4 min read
Technology has done a lot to help with those tip-of-your-tongue, name-that-tune moments. Thanks to AI, now you don’t even need to sing or hum a song—just think about it.
That's the future scientists are bringing about after a breakthrough study successfully used artificial intelligence (AI) to recreate music simply from scanning brain activity while they thought about a song.
In a paper published in PLOS Biology, researchers led by the University of California at Berkeley were able to generate recognizable audio of Pink Floyd's "Another Brick in the Wall, Part 1" using only data from the brain.
The study involved recording electrical signals directly from the brains of epilepsy patients already undergoing monitoring for seizure treatment. As the patients passively listened to the classic rock song, electrodes on the surface of their brains captured the activity of auditory processing regions.
The researchers then fed this brain data set into machine learning algorithms. By analyzing patterns in how different areas of the auditory cortex reacted to components like pitch, tempo, vocals, and instruments, the AI models learned to associate specific neural activity with particular acoustic features.
Once trained on these input-response pairings, the models were able to generate new spectrographic representations from brain data alone. The researchers then converted these visualizations into waveforms, producing audio that—while garbled—clearly resembled "Another Brick in the Wall, Part 1."
Not only were the melody and lyrics identifiable, but the neural decoding even reflected which instruments elicited certain responses in different brain regions. For instance, activity in certain parts of the superior temporal gyrus fluctuated specifically in reaction to vocal syllables. Meanwhile, other areas activated more in response to the song's steady rhythm guitar motifs.
This demonstrates the ability to break down a complex musical stimulus into its constituent parts based solely on the brain's processing. If confirmed by future research, it represents a massive leap forward in decoding thoughts, as previous techniques have been limited to individual words or letters.
The senior author, UC Berkeley neuroscientist Dr. Robert Knight, explained that the team chose the Pink Floyd song specifically because of its rich, layered instrumentation. But the approach could be applied to any music, or even to capturing the melodic properties of natural speech.
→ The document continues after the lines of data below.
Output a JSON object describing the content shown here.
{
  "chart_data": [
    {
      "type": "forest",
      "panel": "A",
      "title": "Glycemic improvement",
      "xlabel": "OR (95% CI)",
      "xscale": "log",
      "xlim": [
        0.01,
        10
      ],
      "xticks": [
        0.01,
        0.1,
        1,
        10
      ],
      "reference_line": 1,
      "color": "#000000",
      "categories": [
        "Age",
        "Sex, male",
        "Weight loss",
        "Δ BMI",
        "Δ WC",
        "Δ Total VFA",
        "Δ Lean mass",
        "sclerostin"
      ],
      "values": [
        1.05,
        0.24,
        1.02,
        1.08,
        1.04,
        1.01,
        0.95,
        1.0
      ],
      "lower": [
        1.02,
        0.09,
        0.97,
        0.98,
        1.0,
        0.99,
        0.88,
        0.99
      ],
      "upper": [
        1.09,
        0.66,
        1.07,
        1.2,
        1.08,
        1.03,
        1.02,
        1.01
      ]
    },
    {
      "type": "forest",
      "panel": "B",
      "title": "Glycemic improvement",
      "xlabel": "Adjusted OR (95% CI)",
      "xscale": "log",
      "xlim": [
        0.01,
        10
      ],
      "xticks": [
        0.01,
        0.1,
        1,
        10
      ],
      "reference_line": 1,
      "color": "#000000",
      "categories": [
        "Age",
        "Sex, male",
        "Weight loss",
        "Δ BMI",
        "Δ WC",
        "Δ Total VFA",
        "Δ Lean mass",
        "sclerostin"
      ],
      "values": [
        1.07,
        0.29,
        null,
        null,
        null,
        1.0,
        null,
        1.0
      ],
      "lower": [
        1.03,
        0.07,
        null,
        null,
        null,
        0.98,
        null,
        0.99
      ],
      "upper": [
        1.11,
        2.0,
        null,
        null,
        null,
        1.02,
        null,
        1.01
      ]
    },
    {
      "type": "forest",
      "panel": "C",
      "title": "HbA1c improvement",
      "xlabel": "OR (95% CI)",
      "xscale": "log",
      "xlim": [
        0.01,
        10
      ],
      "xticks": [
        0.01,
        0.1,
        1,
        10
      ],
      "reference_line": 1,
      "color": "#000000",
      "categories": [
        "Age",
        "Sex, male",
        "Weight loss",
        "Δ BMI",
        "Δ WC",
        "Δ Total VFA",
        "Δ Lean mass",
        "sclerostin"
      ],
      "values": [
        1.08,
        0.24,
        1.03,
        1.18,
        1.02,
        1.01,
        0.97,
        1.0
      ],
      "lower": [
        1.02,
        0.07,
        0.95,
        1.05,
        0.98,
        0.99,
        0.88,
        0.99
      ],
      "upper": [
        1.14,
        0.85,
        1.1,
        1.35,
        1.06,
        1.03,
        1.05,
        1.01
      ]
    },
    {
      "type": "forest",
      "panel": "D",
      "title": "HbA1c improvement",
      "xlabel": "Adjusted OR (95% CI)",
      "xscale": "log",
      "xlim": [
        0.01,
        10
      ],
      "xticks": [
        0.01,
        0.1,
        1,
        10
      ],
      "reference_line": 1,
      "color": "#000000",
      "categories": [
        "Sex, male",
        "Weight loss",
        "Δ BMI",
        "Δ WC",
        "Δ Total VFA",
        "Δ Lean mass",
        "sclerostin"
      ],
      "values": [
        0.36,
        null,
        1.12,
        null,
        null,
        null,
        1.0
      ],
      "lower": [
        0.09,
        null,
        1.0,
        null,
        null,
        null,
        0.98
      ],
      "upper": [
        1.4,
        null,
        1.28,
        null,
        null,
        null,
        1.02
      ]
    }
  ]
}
The researchers suggest that this technology could eventually be used to help severely paralyzed patients or stroke victims regain the ability to speak simply by thinking. Brain-computer interfaces are already in development to decode words or text from noninvasive brain scans. Adding the dimension of melody and prosody would allow fuller thoughts and intended speech to be reconstructed.
Researchers have been making progress in this mind-reading field for years, and the rise of powerful AI models (and hardware) have made it possible to see major breakthroughs in the area.
As recently as May, a team of researchers were able to turn thoughts into text. "We were kind of shocked that it works as well as it does. I’ve been working on this for 15 years ... so it was shocking and exciting when it finally did work," said lead author Dr. Alexander Huth, neuroscientist at the University of Texas at Austin.
Also, Decrypt recently reported that a medical team succesfully implanted microchips in a quadriplegic man’s brain and were able to use AI to recover sensation and movement by “(relinking) his brain to his body and spinal cord.”
Besides that, Elon Musk’s Neuralink has gotten the green light to begin human trials on its brain implants to take this research field into new frontiers. Neuralink has already claimed it is able to read an animal’s thoughts and let a monkey control a computer and play Pong using just the brain.
There are still challenges to translating these results into real-world applications. But the authors are hopeful that with rapid advances in recording devices and AI capabilities, their approach could one day evolve into thought-to-speech interfaces that give voice back to the speech-impaired.
“Today we reconstructed a song,” Robert T. Knight, one of the researchers, told Scientific American. “maybe tomorrow we can reconstruct the entire Pink Floyd album.”
Beyond clinical uses, these neural decoding techniques also open exciting possibilities for studying phenomena like memory, learning and creativity by literally reading thoughts with high fidelity. The UC Berkeley team's study represents a watershed moment, bringing us closer to accessing the mind's rich inner experience.